A novação da dívida em cheque sem fundos
X recebe um cheque sem fundos de Y. No decorrer da apuração policial, há novação da dívida, porque Y assina uma nota promissória em substituição ao cheque. Porém, também não resgata o segundo título. Não há estelionato por parte de Y. A novação da dívida fez com que o dano originariamente criado (ao patrimônio) a X, foi por este superado ao concordar com que a dívida fosse renovada, sem recebê-la. O dano original ficou restabelecido ao se transformar uma situação inicialmente penal em civil. Pela imputação objetiva, o segundo título não pode ser considerado como criador de risco ao patrimônio, já que a vítima tinha pleno conhecimento desse perigo, pois decorrente duma inicial inadimplência. Não há causalidade, pois a superveniência de causa já era, de certa forma, esperada.
Caso da “fechada” no trânsito
W, uma motorista, conduz seu carro por determinada rua da Capital, pela faixa exclusiva de ônibus que esta à direita da via. Ao lado esquerdo (claro) de W, segue outra motorista Z (não é preconceito contra as mulheres, é caso real). Z, pretendendo entrar à direita, ultrapassa e repentinamente “fecha” W. Essa manobra brusca faz com que os carros colidam e W, que transitava à direita vai à calçada e lesiona pedestres. Qual motorista cometeu o delito culposo? Pela teoria da equivalência, ambas, pois não se compensam as culpas e se W não estivesse na faixa de ônibus, o resultado não teria ocorrido como ocorreu. Porém, não assim pela imputação objetiva. Vejam que esta vai diretamente à causalidade real, factual mesmo do resultado. Assim, mesmo que na faixa exclusiva estivesse um coletivo, uma viatura do Corpo de Bombeiros ou uma assistência e Z realizasse sua manobra imprudente, os resultados lesões ocorreriam da mesma forma, em razão do que se denomina cursos causais hipotéticos. Qualquer veículo que fosse “fechado” e ganhasse o passeio público teria a mesma potencialidade lesiva, sendo que este veículo transitava sem infringir qualquer norma. Doutra banda, pelo exemplo em reverso, se W, sabedora da vontade de Z em entrar à direita e permanecesse na faixa restrita, impedindo ou medindo motores com Z e esta manobrasse e o carro de W atropelasse alguém, aí sim W também responderia pelo evento, pois aumentou o risco, por pura imprudência.
Todos esses exemplos foram extraídos de casos ocorrentes na comarca de São Paulo, sendo alterados apenas os designativos pessoais.
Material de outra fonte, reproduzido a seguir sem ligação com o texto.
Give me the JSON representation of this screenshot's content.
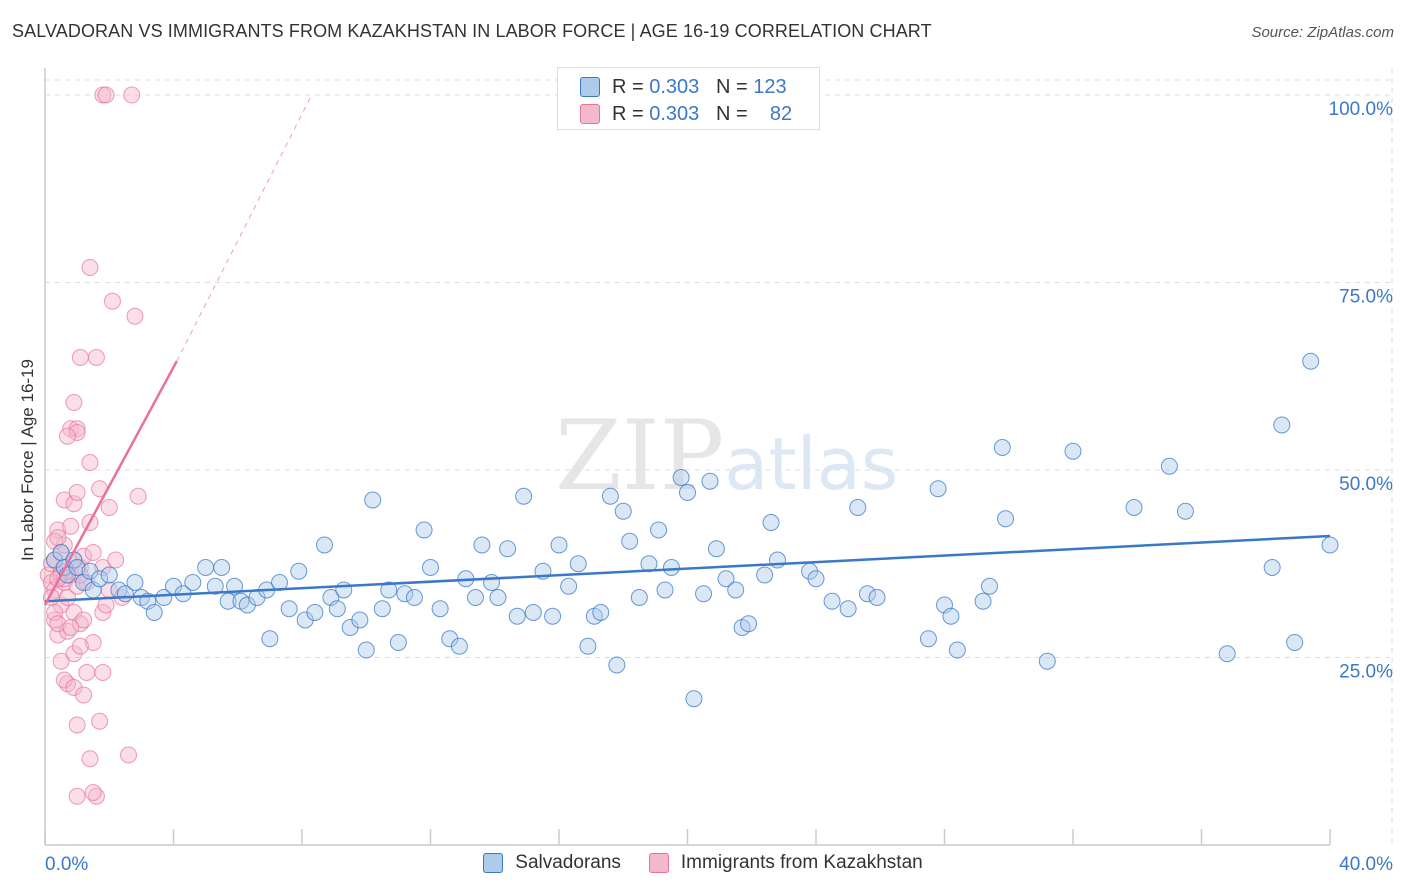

Com isso, singelamente, procurei apresentar a viabilidade, legalidade e aplicabilidade da imputação objetiva, já e agora. Não usemos mais, as sábias palavras de Einstein, há mais de cinco décadas: “época triste a nossa, em que é mais difícil quebrar um preconceito de um átomo”.
São Paulo, 26 de outubro de 2000.
José Carlos Gobbis Pagliuca é Promotor de Justiça da Capital, mestrando em Processo Penal , PUC/São Paulo e doutorando, Uned/Madrid.